The Thomson Reuters/University of Michigan preliminary index of U.S. consumer sentiment dropped to 66.5 in July, the lowest since August 2009. The median forecast of 62 economists in a Bloomberg News survey was for a decline to 74. The New York Fed’s general economic index and the Philadelphia Fed’s gauge both fell in July to 5.1, reflecting the slowest pace of manufacturing expansion this year.
Traders cut bets to 13 percent that the U.S. central bank will increase its benchmark rate by its December meeting, down from a 27 percent probability a month earlier, according to CME Group Inc. futures.
“The poor economic data has helped weaken expectations for any increases in U.S. interest rates,” said Yuichiro Harada, senior vice president of the foreign-exchange division in Tokyo at Mizuho Financial Group Inc., Japan’s second-largest publicly traded bank in terms of assets.
Canada’s dollar dropped against all of its major counterparts on evidence of weakness in the U.S., the nation’s biggest trading partner.
The loonie weakened 2.3 percent to C$1.0582 per U.S. dollar, from C$1.0337 last week. It touched C$1.0584 yesterday, the weakest level since July 7. The currency fell 4.6 percent to 81.81 yen and lost 3.8 percent to C$1.6193 per pound.

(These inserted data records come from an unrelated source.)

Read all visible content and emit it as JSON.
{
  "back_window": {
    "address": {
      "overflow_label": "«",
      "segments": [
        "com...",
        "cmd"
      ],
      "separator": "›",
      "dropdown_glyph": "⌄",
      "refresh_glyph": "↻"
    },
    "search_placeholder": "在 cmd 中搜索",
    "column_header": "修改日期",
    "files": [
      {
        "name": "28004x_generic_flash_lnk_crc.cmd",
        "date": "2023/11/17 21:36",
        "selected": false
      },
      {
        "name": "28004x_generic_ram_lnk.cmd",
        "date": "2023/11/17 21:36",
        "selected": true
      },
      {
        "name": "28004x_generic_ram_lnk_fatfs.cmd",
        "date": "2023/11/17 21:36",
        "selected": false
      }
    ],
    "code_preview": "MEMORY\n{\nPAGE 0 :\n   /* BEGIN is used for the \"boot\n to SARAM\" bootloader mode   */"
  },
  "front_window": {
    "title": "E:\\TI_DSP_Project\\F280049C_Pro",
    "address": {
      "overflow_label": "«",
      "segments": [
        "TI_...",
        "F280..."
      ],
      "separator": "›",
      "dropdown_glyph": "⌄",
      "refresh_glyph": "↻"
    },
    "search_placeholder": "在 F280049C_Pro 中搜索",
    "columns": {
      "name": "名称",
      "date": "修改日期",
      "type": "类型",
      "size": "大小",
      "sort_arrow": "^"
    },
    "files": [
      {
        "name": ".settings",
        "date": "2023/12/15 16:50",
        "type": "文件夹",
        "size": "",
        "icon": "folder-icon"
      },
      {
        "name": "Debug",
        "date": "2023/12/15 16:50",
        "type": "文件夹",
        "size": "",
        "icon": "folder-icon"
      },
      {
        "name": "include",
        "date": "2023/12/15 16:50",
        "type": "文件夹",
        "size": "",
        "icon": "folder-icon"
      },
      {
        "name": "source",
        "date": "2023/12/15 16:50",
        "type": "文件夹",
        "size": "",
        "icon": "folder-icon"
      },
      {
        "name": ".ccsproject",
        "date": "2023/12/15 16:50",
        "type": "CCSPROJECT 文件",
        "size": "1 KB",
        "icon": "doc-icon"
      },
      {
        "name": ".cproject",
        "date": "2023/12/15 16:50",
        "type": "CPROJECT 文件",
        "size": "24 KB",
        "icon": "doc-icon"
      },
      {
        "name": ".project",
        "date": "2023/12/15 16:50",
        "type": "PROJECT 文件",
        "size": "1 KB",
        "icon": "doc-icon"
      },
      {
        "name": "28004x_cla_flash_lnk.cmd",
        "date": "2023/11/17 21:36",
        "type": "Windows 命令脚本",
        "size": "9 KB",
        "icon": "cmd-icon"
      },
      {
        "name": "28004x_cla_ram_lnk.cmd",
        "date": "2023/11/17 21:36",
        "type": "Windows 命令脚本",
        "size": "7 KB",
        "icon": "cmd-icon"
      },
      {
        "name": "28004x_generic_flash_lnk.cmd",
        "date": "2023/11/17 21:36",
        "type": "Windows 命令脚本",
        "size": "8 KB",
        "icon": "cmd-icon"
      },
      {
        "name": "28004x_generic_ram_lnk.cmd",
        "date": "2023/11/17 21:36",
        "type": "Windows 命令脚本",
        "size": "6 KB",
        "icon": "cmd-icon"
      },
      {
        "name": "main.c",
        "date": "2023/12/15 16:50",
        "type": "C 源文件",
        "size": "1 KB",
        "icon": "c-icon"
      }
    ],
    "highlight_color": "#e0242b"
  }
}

Bank of Canada policy makers will increase the target lending rate by a quarter-percentage point to 0.75 percent at their meeting on July 20, according to all 19 economists in a Bloomberg News survey. The central bank became on June 1 the first among the Group of Seven nations to lift borrowing costs when it increased its benchmark from a record low 0.25 percent.